Mr Lenihan is expected to give the short-list the nod on Monday, with a formal announcement to be made later that day.
The news will come as a disappointment to US private equity outfit JC Flowers and UK group Doughty Hanson, who will both fall out of the bidding war.
Irish Life & Permanent (IL&P) and the Cardinal consortium had been seen as forerunners for most of the process, but recent speculation had suggest JC Flowers was gaining on the group.
A spokesman for Cardinal last night said he had received "no information" on the outcome of the short-list process.
A spokesman for IL&P could not be reached for comment. The Department of Finance declined to comment, while a NTMA spokesperson could also not be reached for comment.
IL&P is already lining up banks to under-write a rights issue as part of the bancassurer's plan to buy EBS and merge it with IL&P's Permanent TSB bank.
At its recent results presentation, IL&P also detailed several other acquisition targets, including Irish Nationwide, ICS, New Ireland, Bank of Ireland Asset Management and AIB Investment Managers.

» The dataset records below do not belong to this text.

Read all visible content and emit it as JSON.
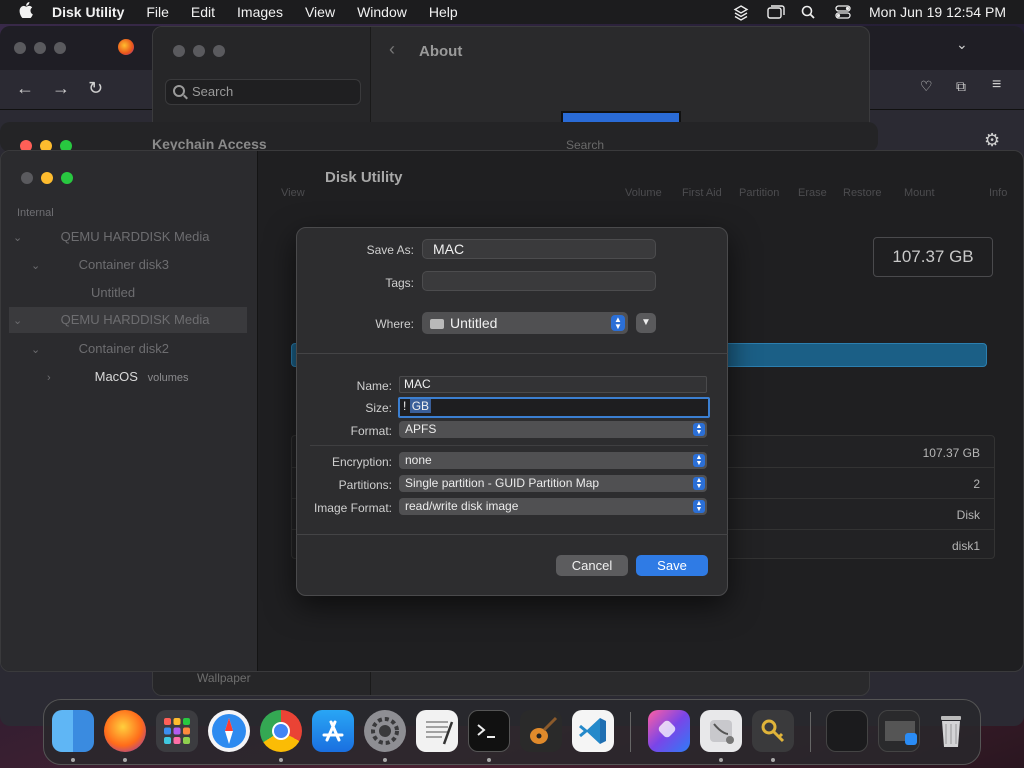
{
  "menubar": {
    "apple": "",
    "app_name": "Disk Utility",
    "items": [
      "File",
      "Edit",
      "Images",
      "View",
      "Window",
      "Help"
    ],
    "clock": "Mon Jun 19  12:54 PM"
  },
  "settings": {
    "search_placeholder": "Search",
    "title": "About",
    "sidebar_bottom_item": "Wallpaper"
  },
  "keychain": {
    "title": "Keychain Access",
    "search": "Search"
  },
  "disk_utility": {
    "title": "Disk Utility",
    "toolbar": {
      "view": "View",
      "volume": "Volume",
      "first_aid": "First Aid",
      "partition": "Partition",
      "erase": "Erase",
      "restore": "Restore",
      "mount": "Mount",
      "info": "Info"
    },
    "sidebar": {
      "section": "Internal",
      "items": [
        {
          "label": "QEMU HARDDISK Media"
        },
        {
          "label": "Container disk3"
        },
        {
          "label": "Untitled"
        },
        {
          "label": "QEMU HARDDISK Media"
        },
        {
          "label": "Container disk2"
        },
        {
          "label": "MacOS",
          "sub": "volumes"
        }
      ]
    },
    "capacity": "107.37 GB",
    "info_values": [
      "107.37 GB",
      "2",
      "Disk",
      "disk1"
    ]
  },
  "save_sheet": {
    "save_as_label": "Save As:",
    "save_as_value": "MAC",
    "tags_label": "Tags:",
    "where_label": "Where:",
    "where_value": "Untitled",
    "name_label": "Name:",
    "name_value": "MAC",
    "size_label": "Size:",
    "size_value_cursor": "!",
    "size_value": "GB",
    "format_label": "Format:",
    "format_value": "APFS",
    "encryption_label": "Encryption:",
    "encryption_value": "none",
    "partitions_label": "Partitions:",
    "partitions_value": "Single partition - GUID Partition Map",
    "image_format_label": "Image Format:",
    "image_format_value": "read/write disk image",
    "cancel": "Cancel",
    "save": "Save"
  },
  "dock": {
    "apps": [
      "Finder",
      "Firefox",
      "Launchpad",
      "Safari",
      "Chrome",
      "App Store",
      "System Settings",
      "TextEdit",
      "Terminal",
      "GarageBand",
      "Visual Studio Code",
      "Shortcuts",
      "Disk Utility",
      "Keychain Access",
      "Screenshot",
      "App Store Window",
      "Trash"
    ]
  }
}
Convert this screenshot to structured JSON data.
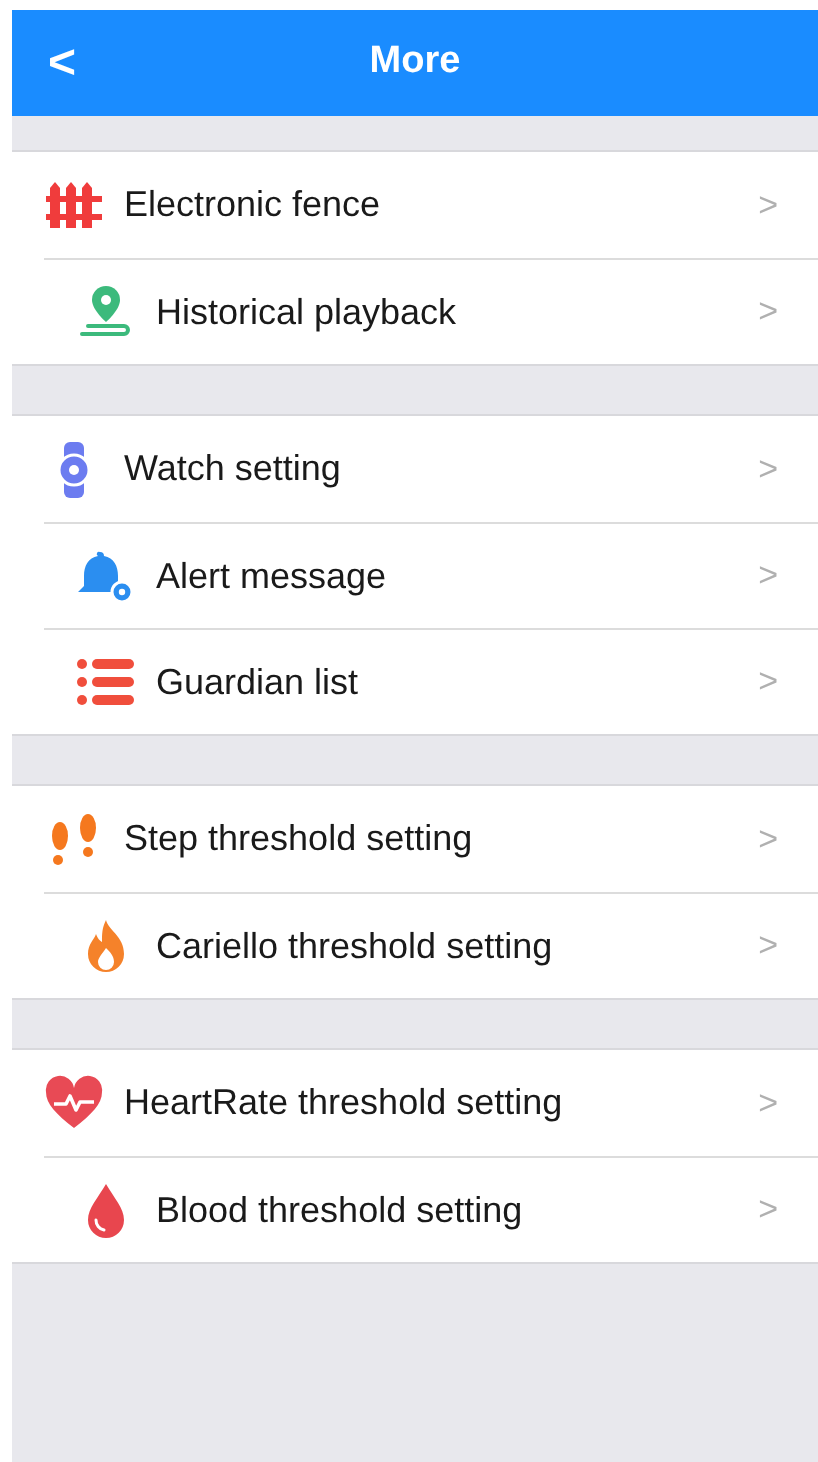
{
  "header": {
    "back": "<",
    "title": "More"
  },
  "groups": [
    {
      "items": [
        {
          "kind": "fence",
          "label": "Electronic fence",
          "chevron": ">"
        },
        {
          "kind": "route",
          "label": "Historical playback",
          "chevron": ">"
        }
      ]
    },
    {
      "items": [
        {
          "kind": "watch",
          "label": "Watch setting",
          "chevron": ">"
        },
        {
          "kind": "alert",
          "label": "Alert message",
          "chevron": ">"
        },
        {
          "kind": "list",
          "label": "Guardian list",
          "chevron": ">"
        }
      ]
    },
    {
      "items": [
        {
          "kind": "steps",
          "label": "Step threshold setting",
          "chevron": ">"
        },
        {
          "kind": "flame",
          "label": "Cariello threshold setting",
          "chevron": ">"
        }
      ]
    },
    {
      "items": [
        {
          "kind": "heart",
          "label": "HeartRate threshold setting",
          "chevron": ">"
        },
        {
          "kind": "drop",
          "label": "Blood threshold setting",
          "chevron": ">"
        }
      ]
    }
  ]
}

The Cardinal consortium, which includes US investor Wilbur Ross and Washington leveraged buyout firm the Carlyle Group, is believed to have €3bn lined up for other Irish acquisitions to compliment the EBS deal.
The emergence of a shortlist will come as a relief to bidders since several sources have expressed frustration at the slow pace of the sale process.
At one point, a preferred bidder looked set to be announced in September, with IL&P chief executive Kevin Murphy publicly saying he expected "clarity" on the bid by the end of September.
EBS boss Fergus Murphy dashed those hopes on September 21, when he said that the sale process could take several months to resolve.
Efforts to sell EBS come against the backdrop of a European Commission probe into the €875m in state support earmarked for EBS.
The probe was announced last week, after Brussels said it had "concerns" over "whether the distortions of competition caused by the aid to EBS are sufficiently addressed".
The investigation is expected to last six weeks but the Department of Finance has stressed that the EBS sales process will continue unhindered.
EBS made a post-tax loss of €218.5m in the first half of the year after booking more than €275m of loan impairments.